Anyhow, we can see that with pure allocations, GCs are surviving fine. With the same workload, we can see what are the apparent application pauses, by using JMH’s -prof pauses
profiler. It runs a high-priority thread and records the perceived pauses:
Benchmark (size) Mode Cnt Score Error Units
UA.unsafe 100000 avgt 5 315.732 ± 5.133 ns/op
UA.unsafe:·pauses 100000 avgt 84 537.018 ms
UA.unsafe:·pauses.avg 100000 avgt 6.393 ms
UA.unsafe:·pauses.count 100000 avgt 84.000 #
UA.unsafe:·pauses.p0.00 100000 avgt 2.560 ms
UA.unsafe:·pauses.p0.50 100000 avgt 6.148 ms
UA.unsafe:·pauses.p0.90 100000 avgt 9.642 ms
UA.unsafe:·pauses.p0.95 100000 avgt 9.802 ms
UA.unsafe:·pauses.p0.99 100000 avgt 14.418 ms
UA.unsafe:·pauses.p0.999 100000 avgt 14.418 ms
UA.unsafe:·pauses.p0.9999 100000 avgt 14.418 ms
UA.unsafe:·pauses.p1.00 100000 avgt 14.418 ms
So, it had detected around 84 pauses, the longest is 14 ms, while the average is about 6 ms. Profilers like these are inherently imprecise, because they contend on CPUs with workload threads, they get into the mercy of OS scheduler, etc.

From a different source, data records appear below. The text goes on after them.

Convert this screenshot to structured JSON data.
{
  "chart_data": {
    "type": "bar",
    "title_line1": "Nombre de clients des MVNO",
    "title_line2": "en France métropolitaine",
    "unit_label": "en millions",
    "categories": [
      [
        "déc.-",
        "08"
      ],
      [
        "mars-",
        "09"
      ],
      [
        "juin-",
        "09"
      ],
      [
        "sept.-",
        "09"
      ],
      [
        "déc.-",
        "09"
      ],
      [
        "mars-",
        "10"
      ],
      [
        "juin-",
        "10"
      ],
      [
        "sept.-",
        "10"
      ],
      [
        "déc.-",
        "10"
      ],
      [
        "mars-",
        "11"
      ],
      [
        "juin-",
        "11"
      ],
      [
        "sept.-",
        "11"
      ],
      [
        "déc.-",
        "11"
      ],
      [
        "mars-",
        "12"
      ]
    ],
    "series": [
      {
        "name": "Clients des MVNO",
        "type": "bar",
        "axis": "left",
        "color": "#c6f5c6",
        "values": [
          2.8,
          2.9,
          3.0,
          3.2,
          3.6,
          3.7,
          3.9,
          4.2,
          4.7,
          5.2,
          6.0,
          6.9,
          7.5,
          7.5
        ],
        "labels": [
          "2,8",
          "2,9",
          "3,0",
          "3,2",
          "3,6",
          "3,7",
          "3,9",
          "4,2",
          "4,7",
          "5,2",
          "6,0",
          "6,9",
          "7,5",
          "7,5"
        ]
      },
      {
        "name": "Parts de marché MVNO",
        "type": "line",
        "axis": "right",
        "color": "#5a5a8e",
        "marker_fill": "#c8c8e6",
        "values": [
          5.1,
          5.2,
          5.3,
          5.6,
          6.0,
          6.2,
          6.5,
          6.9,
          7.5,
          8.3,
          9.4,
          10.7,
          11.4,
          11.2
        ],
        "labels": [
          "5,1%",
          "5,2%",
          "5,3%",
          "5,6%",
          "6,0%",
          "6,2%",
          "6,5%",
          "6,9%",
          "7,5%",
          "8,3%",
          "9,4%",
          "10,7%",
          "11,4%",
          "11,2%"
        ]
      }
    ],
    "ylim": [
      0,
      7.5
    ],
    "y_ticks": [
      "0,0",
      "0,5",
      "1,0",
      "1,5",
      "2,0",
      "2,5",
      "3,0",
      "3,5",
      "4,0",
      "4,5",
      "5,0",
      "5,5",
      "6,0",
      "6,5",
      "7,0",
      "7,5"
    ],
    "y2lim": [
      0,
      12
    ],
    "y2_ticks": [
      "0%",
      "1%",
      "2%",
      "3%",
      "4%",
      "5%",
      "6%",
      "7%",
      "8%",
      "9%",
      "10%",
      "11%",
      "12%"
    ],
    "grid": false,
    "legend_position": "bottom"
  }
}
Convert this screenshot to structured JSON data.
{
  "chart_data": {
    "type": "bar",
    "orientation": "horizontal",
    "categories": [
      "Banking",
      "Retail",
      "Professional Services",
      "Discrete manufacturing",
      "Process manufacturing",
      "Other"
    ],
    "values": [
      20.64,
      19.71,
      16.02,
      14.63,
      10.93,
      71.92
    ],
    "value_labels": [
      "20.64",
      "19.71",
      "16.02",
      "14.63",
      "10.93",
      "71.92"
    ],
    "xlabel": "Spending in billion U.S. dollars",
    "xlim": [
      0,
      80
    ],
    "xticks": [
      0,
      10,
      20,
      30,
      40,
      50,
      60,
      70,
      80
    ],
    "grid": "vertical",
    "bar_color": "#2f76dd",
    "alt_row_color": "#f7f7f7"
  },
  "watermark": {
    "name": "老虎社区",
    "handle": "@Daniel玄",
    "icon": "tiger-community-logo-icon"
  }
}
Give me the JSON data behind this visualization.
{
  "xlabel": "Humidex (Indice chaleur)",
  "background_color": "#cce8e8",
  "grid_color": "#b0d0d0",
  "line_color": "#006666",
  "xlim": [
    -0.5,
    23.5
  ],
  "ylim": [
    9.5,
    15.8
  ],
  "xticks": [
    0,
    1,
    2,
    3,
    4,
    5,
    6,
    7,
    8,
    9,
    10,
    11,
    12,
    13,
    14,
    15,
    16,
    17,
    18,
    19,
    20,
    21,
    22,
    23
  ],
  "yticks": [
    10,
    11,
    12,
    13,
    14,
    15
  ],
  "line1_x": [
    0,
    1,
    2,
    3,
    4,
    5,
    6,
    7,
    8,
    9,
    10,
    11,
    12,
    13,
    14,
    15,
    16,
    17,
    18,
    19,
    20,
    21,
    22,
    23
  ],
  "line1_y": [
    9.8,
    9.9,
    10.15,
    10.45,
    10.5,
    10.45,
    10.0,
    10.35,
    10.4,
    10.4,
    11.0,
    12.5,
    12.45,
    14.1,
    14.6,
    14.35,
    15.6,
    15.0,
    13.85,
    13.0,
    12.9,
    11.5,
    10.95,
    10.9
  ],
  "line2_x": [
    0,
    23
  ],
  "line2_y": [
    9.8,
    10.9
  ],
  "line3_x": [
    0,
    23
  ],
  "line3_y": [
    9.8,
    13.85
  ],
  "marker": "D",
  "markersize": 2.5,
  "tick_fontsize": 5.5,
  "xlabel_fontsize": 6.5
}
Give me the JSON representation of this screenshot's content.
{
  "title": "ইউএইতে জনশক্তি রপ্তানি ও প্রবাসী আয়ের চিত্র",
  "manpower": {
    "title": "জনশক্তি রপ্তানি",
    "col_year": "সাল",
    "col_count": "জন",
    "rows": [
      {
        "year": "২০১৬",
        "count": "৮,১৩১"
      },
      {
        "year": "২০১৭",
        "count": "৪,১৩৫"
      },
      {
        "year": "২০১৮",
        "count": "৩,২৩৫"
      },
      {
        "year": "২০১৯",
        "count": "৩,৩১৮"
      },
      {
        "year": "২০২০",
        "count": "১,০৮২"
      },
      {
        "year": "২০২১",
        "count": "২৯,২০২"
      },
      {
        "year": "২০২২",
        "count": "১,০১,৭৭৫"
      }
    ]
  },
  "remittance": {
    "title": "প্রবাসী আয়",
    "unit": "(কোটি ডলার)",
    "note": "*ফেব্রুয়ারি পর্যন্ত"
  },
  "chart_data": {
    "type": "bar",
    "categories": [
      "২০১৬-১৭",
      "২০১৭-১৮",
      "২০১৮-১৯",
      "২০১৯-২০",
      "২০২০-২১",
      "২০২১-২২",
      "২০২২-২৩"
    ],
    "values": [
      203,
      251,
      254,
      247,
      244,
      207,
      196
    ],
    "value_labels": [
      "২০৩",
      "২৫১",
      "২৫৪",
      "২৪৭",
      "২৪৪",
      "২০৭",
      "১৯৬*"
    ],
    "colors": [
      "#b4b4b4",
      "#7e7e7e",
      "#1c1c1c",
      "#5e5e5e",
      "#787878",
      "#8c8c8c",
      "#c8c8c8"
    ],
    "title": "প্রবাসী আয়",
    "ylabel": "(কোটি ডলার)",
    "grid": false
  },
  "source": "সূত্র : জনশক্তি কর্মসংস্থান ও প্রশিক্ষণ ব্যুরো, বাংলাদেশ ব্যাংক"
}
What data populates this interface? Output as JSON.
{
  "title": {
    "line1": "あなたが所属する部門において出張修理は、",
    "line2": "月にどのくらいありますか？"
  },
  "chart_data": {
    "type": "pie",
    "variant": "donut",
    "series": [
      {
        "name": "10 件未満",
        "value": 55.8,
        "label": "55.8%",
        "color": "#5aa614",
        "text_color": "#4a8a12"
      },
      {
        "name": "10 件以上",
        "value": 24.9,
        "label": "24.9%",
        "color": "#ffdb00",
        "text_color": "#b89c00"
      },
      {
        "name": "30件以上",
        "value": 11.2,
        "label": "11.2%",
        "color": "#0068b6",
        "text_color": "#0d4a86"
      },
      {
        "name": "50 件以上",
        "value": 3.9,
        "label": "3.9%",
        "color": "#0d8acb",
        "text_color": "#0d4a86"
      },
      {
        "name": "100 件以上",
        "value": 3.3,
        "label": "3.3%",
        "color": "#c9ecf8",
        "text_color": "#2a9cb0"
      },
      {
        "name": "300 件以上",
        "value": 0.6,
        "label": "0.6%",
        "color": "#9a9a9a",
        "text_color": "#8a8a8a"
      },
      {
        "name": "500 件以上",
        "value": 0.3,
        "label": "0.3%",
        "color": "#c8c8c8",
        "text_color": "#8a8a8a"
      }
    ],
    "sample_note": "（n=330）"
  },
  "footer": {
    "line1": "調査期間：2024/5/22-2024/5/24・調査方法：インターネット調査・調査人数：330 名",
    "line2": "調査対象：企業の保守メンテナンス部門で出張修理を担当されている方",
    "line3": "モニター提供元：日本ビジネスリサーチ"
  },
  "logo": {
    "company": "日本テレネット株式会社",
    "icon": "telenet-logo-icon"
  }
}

In many cases, it is better to enable the JVM to tell when it stops the application threads. This can be done with JMH’s -prof safepoints
profiler, which records the "safe point", "stop the world" events when all application threads are stopped, and VM does its work. GC pauses are naturally the subset of safepoint events.
Benchmark (size) Mode Cnt Score Error Units
UA.unsafe 100000 avgt 5 328.247 ± 34.450 ns/op
UA.unsafe:·safepoints.interval 100000 avgt 5043.000 ms
UA.unsafe:·safepoints.pause 100000 avgt 639 617.796 ms
UA.unsafe:·safepoints.pause.avg 100000 avgt 0.967 ms
UA.unsafe:·safepoints.pause.count 100000 avgt 639.000 #
UA.unsafe:·safepoints.pause.p0.00 100000 avgt 0.433 ms
UA.unsafe:·safepoints.pause.p0.50 100000 avgt 0.627 ms
UA.unsafe:·safepoints.pause.p0.90 100000 avgt 2.150 ms
UA.unsafe:·safepoints.pause.p0.95 100000 avgt 2.241 ms
UA.unsafe:·safepoints.pause.p0.99 100000 avgt 2.979 ms
UA.unsafe:·safepoints.pause.p0.999 100000 avgt 12.599 ms
UA.unsafe:·safepoints.pause.p0.9999 100000 avgt 12.599 ms
UA.unsafe:·safepoints.pause.p1.00 100000 avgt 12.599 ms
See, this profiler records 639 safepoints, with average time of less than 1 ms, and the largest time of 12 ms. Not bad, taking into account 1.6 TB/sec allocation rate!
Observations
The initialization costs are the significant part of object/array instantiation. With TLAB allocation, the object/array creation speed is largely dominated by either metadata writes (for smaller things), or the content initialization (for larger things). The allocation rate alone is not always a good predictor of performance, as you can manage huge allocation rates if you runtime pulls weird tricks on you.